Several citizenship and land laws introduced by the Indian government after Aug.5, 2019, have raised fears of Hindus from outside overwhelming Muslims in Jammu and Kashmir. Earlier, Kashmir's special status barred outsiders from buying land or taking government employment in Kashmir.
According to Sheikh Showkat, a political analyst and former law professor at Central University of Kashmir, Kashmiri Muslim bureaucrats, and police officers can now be transferred to several Indian territories, which allows the Indian government "to manipulate the bureaucracy to its liking."
"Deporting dissenting or potentially dissenting officials is an old tactic in the armory of authoritarian regimes. Here, the motive is to marginalize the Kashmiris. Otherwise, the majority of the Muslim Kashmiri bureaucrats have not harmed Indian interests. This is only to tighten the grip on Kashmir through administrative means," he said.

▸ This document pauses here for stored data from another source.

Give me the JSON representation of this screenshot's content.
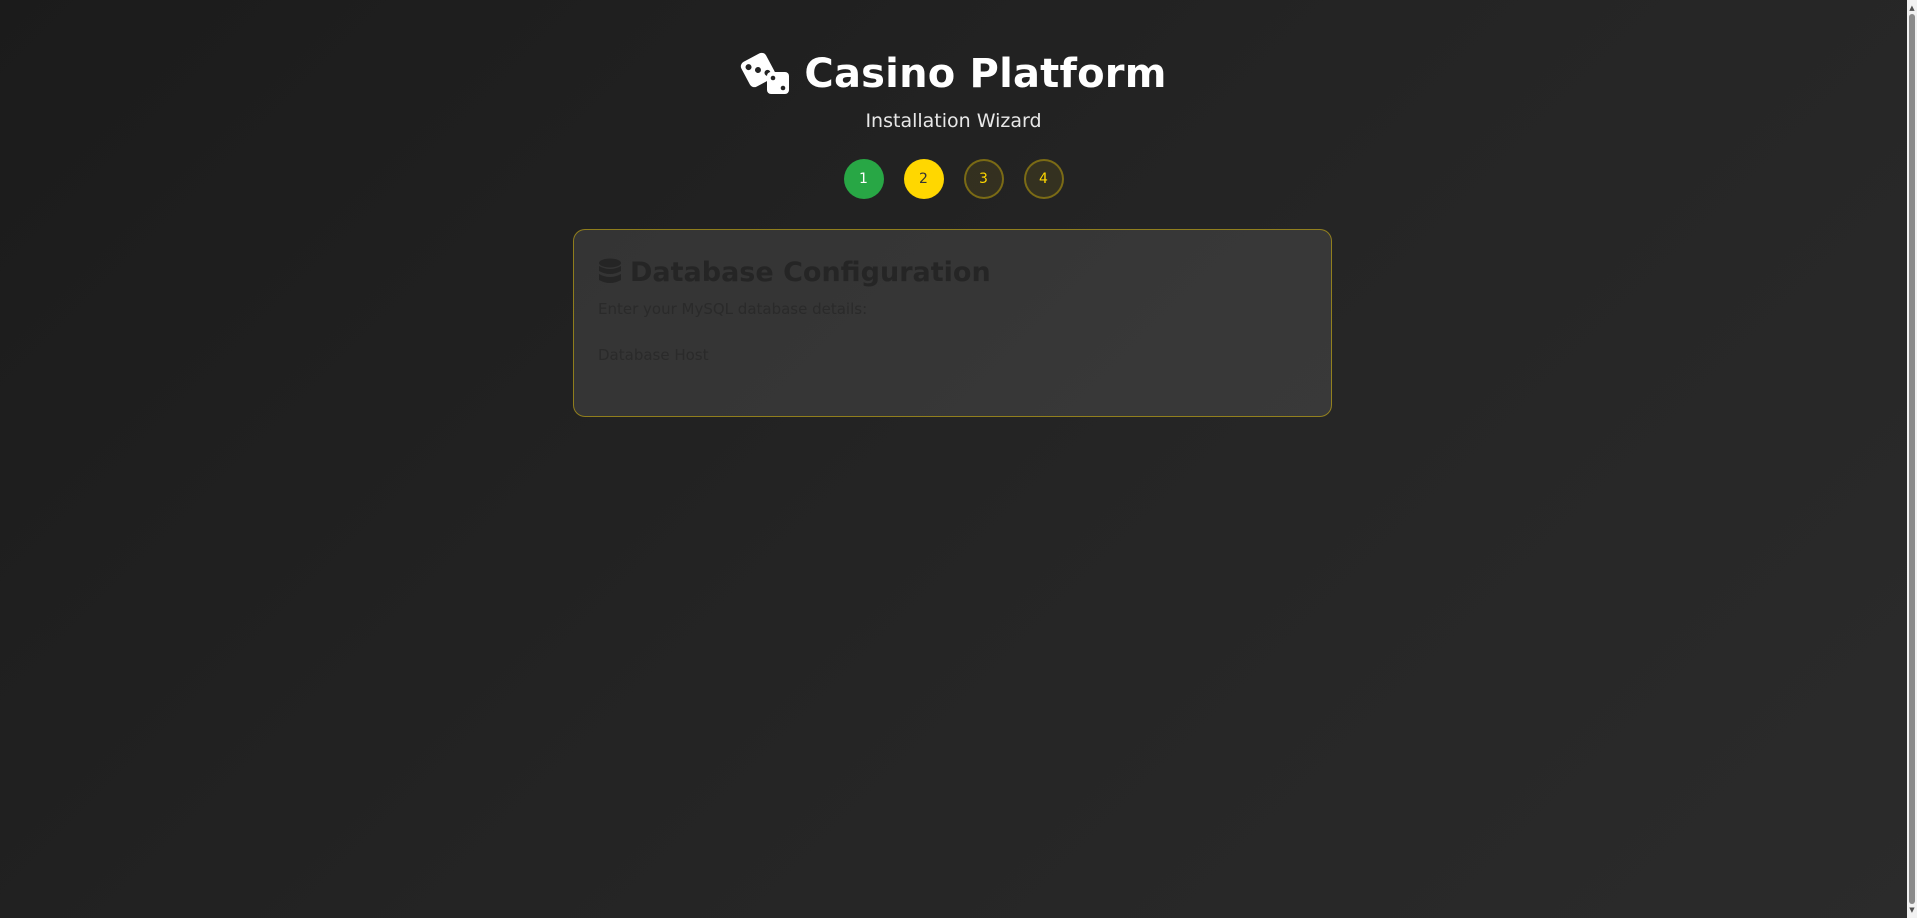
{
  "header": {
    "logo_icon": "dice-icon",
    "title": "Casino Platform",
    "subtitle": "Installation Wizard"
  },
  "steps": [
    {
      "label": "1",
      "state": "completed",
      "color": "#28a745"
    },
    {
      "label": "2",
      "state": "active",
      "color": "#ffd700"
    },
    {
      "label": "3",
      "state": "pending"
    },
    {
      "label": "4",
      "state": "pending"
    }
  ],
  "card": {
    "icon": "database-icon",
    "title": "Database Configuration",
    "description": "Enter your MySQL database details:",
    "fields": [
      {
        "label": "Database Host"
      }
    ]
  },
  "colors": {
    "accent": "#ffd700",
    "success": "#28a745",
    "background": "#222222"
  }
}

For Zahid Ghulam Muhammad, a retired bureaucrat and political columnist, the move resonates with the one in the mid-fifties, when the Indian government extended the jurisdiction of its central bureaucracy to Jammu and Kashmir. Until then, he said, Kashmir had its own civil service and no outside bureaucrat could serve.

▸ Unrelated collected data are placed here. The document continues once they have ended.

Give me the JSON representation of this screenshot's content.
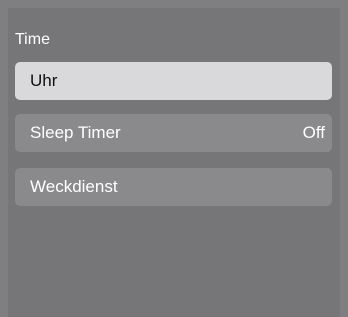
{
  "section": {
    "title": "Time"
  },
  "items": [
    {
      "label": "Uhr",
      "value": ""
    },
    {
      "label": "Sleep Timer",
      "value": "Off"
    },
    {
      "label": "Weckdienst",
      "value": ""
    }
  ]
}
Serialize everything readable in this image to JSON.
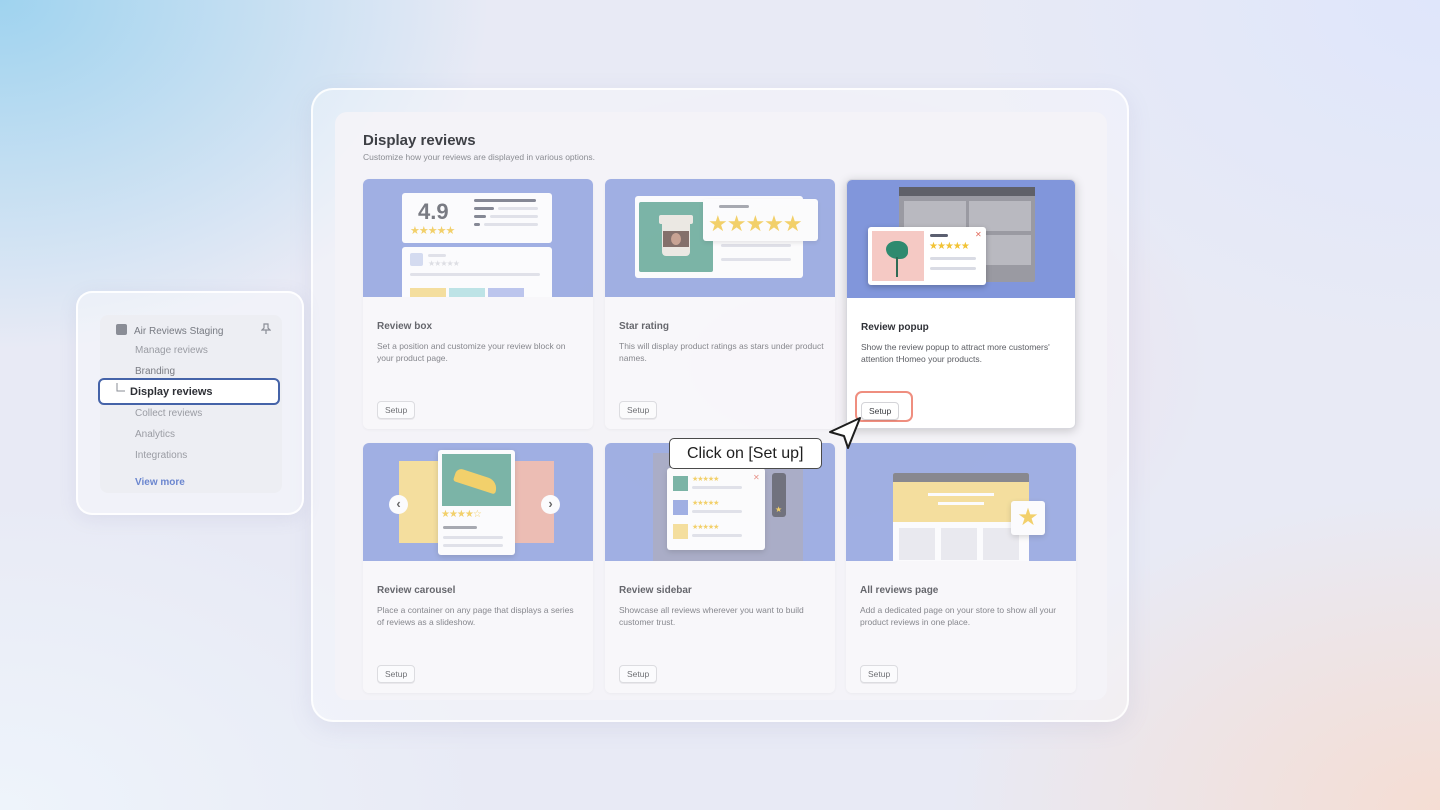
{
  "page": {
    "title": "Display reviews",
    "subtitle": "Customize how your reviews are displayed in various options."
  },
  "cards": [
    {
      "title": "Review box",
      "description": "Set a position and customize your review block on your product page.",
      "button": "Setup"
    },
    {
      "title": "Star rating",
      "description": "This will display product ratings as stars under product names.",
      "button": "Setup"
    },
    {
      "title": "Review popup",
      "description": "Show the review popup to attract more customers' attention tHomeo your products.",
      "button": "Setup"
    },
    {
      "title": "Review carousel",
      "description": "Place a container on any page that displays a series of reviews as a slideshow.",
      "button": "Setup"
    },
    {
      "title": "Review sidebar",
      "description": "Showcase all reviews wherever you want to build customer trust.",
      "button": "Setup"
    },
    {
      "title": "All reviews page",
      "description": "Add a dedicated page on your store to show all your product reviews in one place.",
      "button": "Setup"
    }
  ],
  "illustration": {
    "rating_value": "4.9",
    "stars_five": "★★★★★",
    "stars_four": "★★★★☆"
  },
  "tooltip": {
    "text": "Click on [Set up]"
  },
  "sidebar": {
    "app_name": "Air Reviews Staging",
    "items": [
      "Manage reviews",
      "Branding",
      "Display reviews",
      "Collect reviews",
      "Analytics",
      "Integrations"
    ],
    "selected": "Display reviews",
    "view_more": "View more"
  },
  "colors": {
    "card_image_bg": "#8196db",
    "highlight_ring": "#ef8e7f",
    "nav_selection": "#4563a8",
    "star": "#f2c335"
  }
}
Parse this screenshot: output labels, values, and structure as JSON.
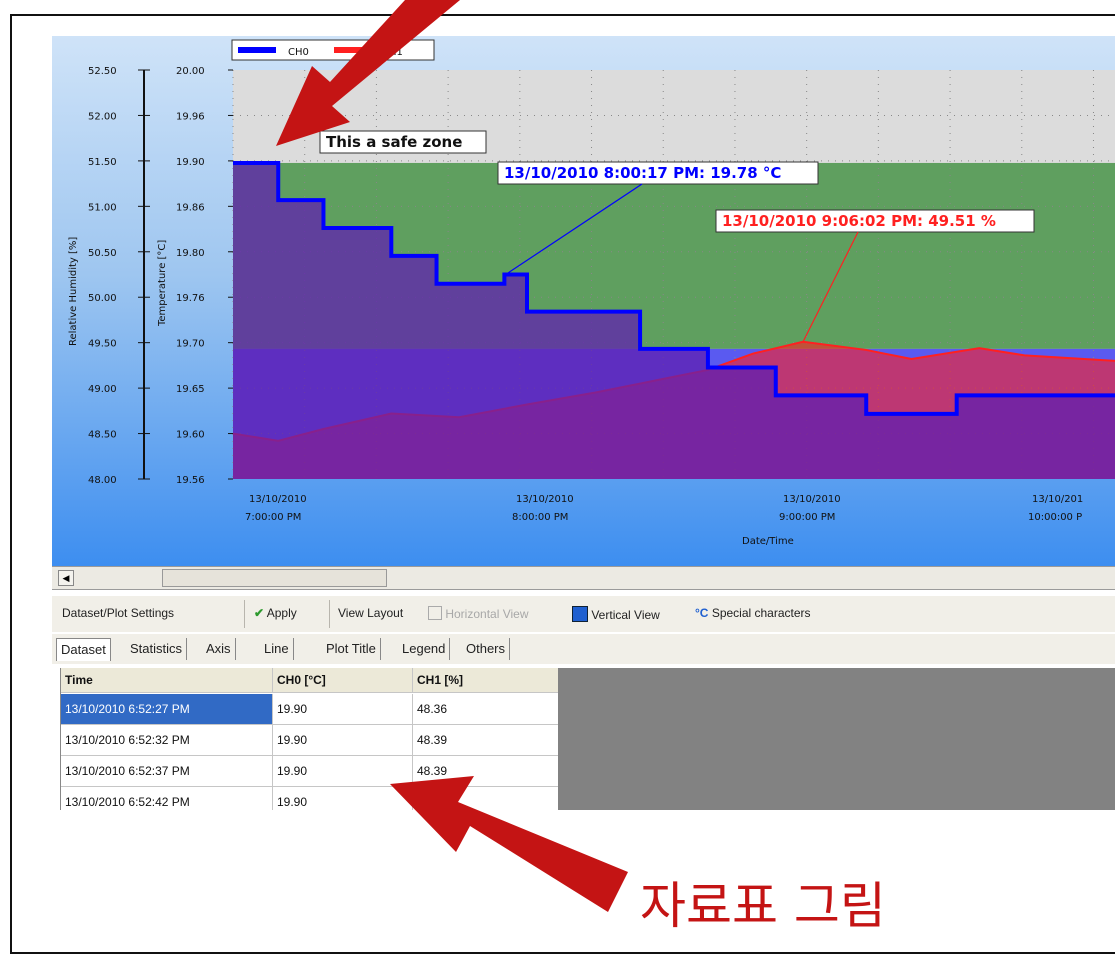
{
  "chart": {
    "legend": [
      "CH0",
      "CH1"
    ],
    "left_axis_title": "Relative Humidity [%]",
    "right_axis_title": "Temperature [°C]",
    "x_axis_title": "Date/Time",
    "humidity_ticks": [
      "52.50",
      "52.00",
      "51.50",
      "51.00",
      "50.50",
      "50.00",
      "49.50",
      "49.00",
      "48.50",
      "48.00"
    ],
    "temp_ticks": [
      "20.00",
      "19.96",
      "19.90",
      "19.86",
      "19.80",
      "19.76",
      "19.70",
      "19.65",
      "19.60",
      "19.56"
    ],
    "x_ticks": [
      {
        "date": "13/10/2010",
        "time": "7:00:00 PM"
      },
      {
        "date": "13/10/2010",
        "time": "8:00:00 PM"
      },
      {
        "date": "13/10/2010",
        "time": "9:00:00 PM"
      },
      {
        "date": "13/10/201",
        "time": "10:00:00 P"
      }
    ],
    "safe_zone_label": "This a safe zone",
    "ch0_callout": "13/10/2010 8:00:17 PM: 19.78 °C",
    "ch1_callout": "13/10/2010 9:06:02 PM: 49.51 %",
    "colors": {
      "ch0": "#0000ff",
      "ch1": "#ff2020",
      "safe_zone": "#5f9f5f",
      "below_zone": "#5a5af0",
      "overlap": "#6020b0",
      "plot_bg": "#dcdcdc",
      "arrow": "#c41414"
    }
  },
  "chart_data": {
    "type": "line",
    "xlabel": "Date/Time",
    "ylabel": "Temperature [°C]",
    "y2label": "Relative Humidity [%]",
    "ylim": [
      19.56,
      20.0
    ],
    "y2lim": [
      48.0,
      52.5
    ],
    "x_range": [
      "13/10/2010 7:00:00 PM",
      "13/10/2010 10:15:00 PM"
    ],
    "legend_position": "top-left",
    "grid": true,
    "series": [
      {
        "name": "CH0",
        "axis": "temperature",
        "x": [
          "13/10/2010 7:00:00 PM",
          "13/10/2010 7:05:00 PM",
          "13/10/2010 7:10:00 PM",
          "13/10/2010 7:20:00 PM",
          "13/10/2010 7:35:00 PM",
          "13/10/2010 7:45:00 PM",
          "13/10/2010 7:55:00 PM",
          "13/10/2010 8:00:00 PM",
          "13/10/2010 8:05:00 PM",
          "13/10/2010 8:20:00 PM",
          "13/10/2010 8:30:00 PM",
          "13/10/2010 8:40:00 PM",
          "13/10/2010 8:45:00 PM",
          "13/10/2010 9:00:00 PM",
          "13/10/2010 9:10:00 PM",
          "13/10/2010 9:20:00 PM",
          "13/10/2010 9:40:00 PM",
          "13/10/2010 10:15:00 PM"
        ],
        "values": [
          19.9,
          19.9,
          19.86,
          19.83,
          19.8,
          19.77,
          19.77,
          19.78,
          19.74,
          19.74,
          19.7,
          19.7,
          19.68,
          19.65,
          19.65,
          19.63,
          19.65,
          19.65
        ]
      },
      {
        "name": "CH1",
        "axis": "humidity",
        "x": [
          "13/10/2010 7:00:00 PM",
          "13/10/2010 7:10:00 PM",
          "13/10/2010 7:20:00 PM",
          "13/10/2010 7:35:00 PM",
          "13/10/2010 7:50:00 PM",
          "13/10/2010 8:05:00 PM",
          "13/10/2010 8:20:00 PM",
          "13/10/2010 8:35:00 PM",
          "13/10/2010 8:45:00 PM",
          "13/10/2010 8:55:00 PM",
          "13/10/2010 9:06:02 PM",
          "13/10/2010 9:20:00 PM",
          "13/10/2010 9:30:00 PM",
          "13/10/2010 9:45:00 PM",
          "13/10/2010 9:55:00 PM",
          "13/10/2010 10:15:00 PM"
        ],
        "values": [
          48.5,
          48.42,
          48.55,
          48.72,
          48.68,
          48.82,
          48.95,
          49.1,
          49.2,
          49.38,
          49.51,
          49.42,
          49.32,
          49.44,
          49.36,
          49.3
        ]
      }
    ],
    "bands": [
      {
        "label": "This a safe zone",
        "axis": "temperature",
        "from": 19.7,
        "to": 19.9
      }
    ],
    "annotations": [
      {
        "text": "13/10/2010 8:00:17 PM: 19.78 °C",
        "series": "CH0",
        "x": "13/10/2010 8:00:17 PM",
        "y": 19.78
      },
      {
        "text": "13/10/2010 9:06:02 PM: 49.51 %",
        "series": "CH1",
        "x": "13/10/2010 9:06:02 PM",
        "y": 49.51
      }
    ]
  },
  "toolbar": {
    "section_label": "Dataset/Plot Settings",
    "apply_label": "Apply",
    "view_layout_label": "View Layout",
    "horizontal_view_label": "Horizontal View",
    "vertical_view_label": "Vertical View",
    "special_chars_label": "Special characters"
  },
  "tabs": [
    "Dataset",
    "Statistics",
    "Axis",
    "Line",
    "Plot Title",
    "Legend",
    "Others"
  ],
  "grid": {
    "headers": [
      "Time",
      "CH0 [°C]",
      "CH1 [%]"
    ],
    "rows": [
      [
        "13/10/2010 6:52:27 PM",
        "19.90",
        "48.36"
      ],
      [
        "13/10/2010 6:52:32 PM",
        "19.90",
        "48.39"
      ],
      [
        "13/10/2010 6:52:37 PM",
        "19.90",
        "48.39"
      ],
      [
        "13/10/2010 6:52:42 PM",
        "19.90",
        ""
      ]
    ]
  },
  "caption": "자료표 그림"
}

India first started dismantling Kashmir's semi-sovereign status in 1953, when Jammu and Kashmir had its own prime minister, a separate Constitution and India had jurisdiction on foreign affairs, defense and communications.
"There was a lot of resentment against extending IAS to Kashmir then. Today, even that bureaucratic set-up has been diluted," said Zahid.
Kashmir, a Muslim-majority Himalayan region, is held by India and Pakistan in parts and claimed by both in full. A small sliver of Kashmir is also held by China.
Since they were partitioned in 1947, New Delhi and Islamabad have fought three wars-in 1948, 1965, and 1971-two of them over Kashmir.
Also, in the Siachen glacier in northern Kashmir, Indian and Pakistani troops have fought intermittently since 1984. A cease-fire took effect in 2003.
Some Kashmiri groups in Jammu and Kashmir have been fighting Indian rule for independence, or for unification with neighboring Pakistan.
According to several human rights organizations, thousands have reportedly been killed in the conflict since 1989.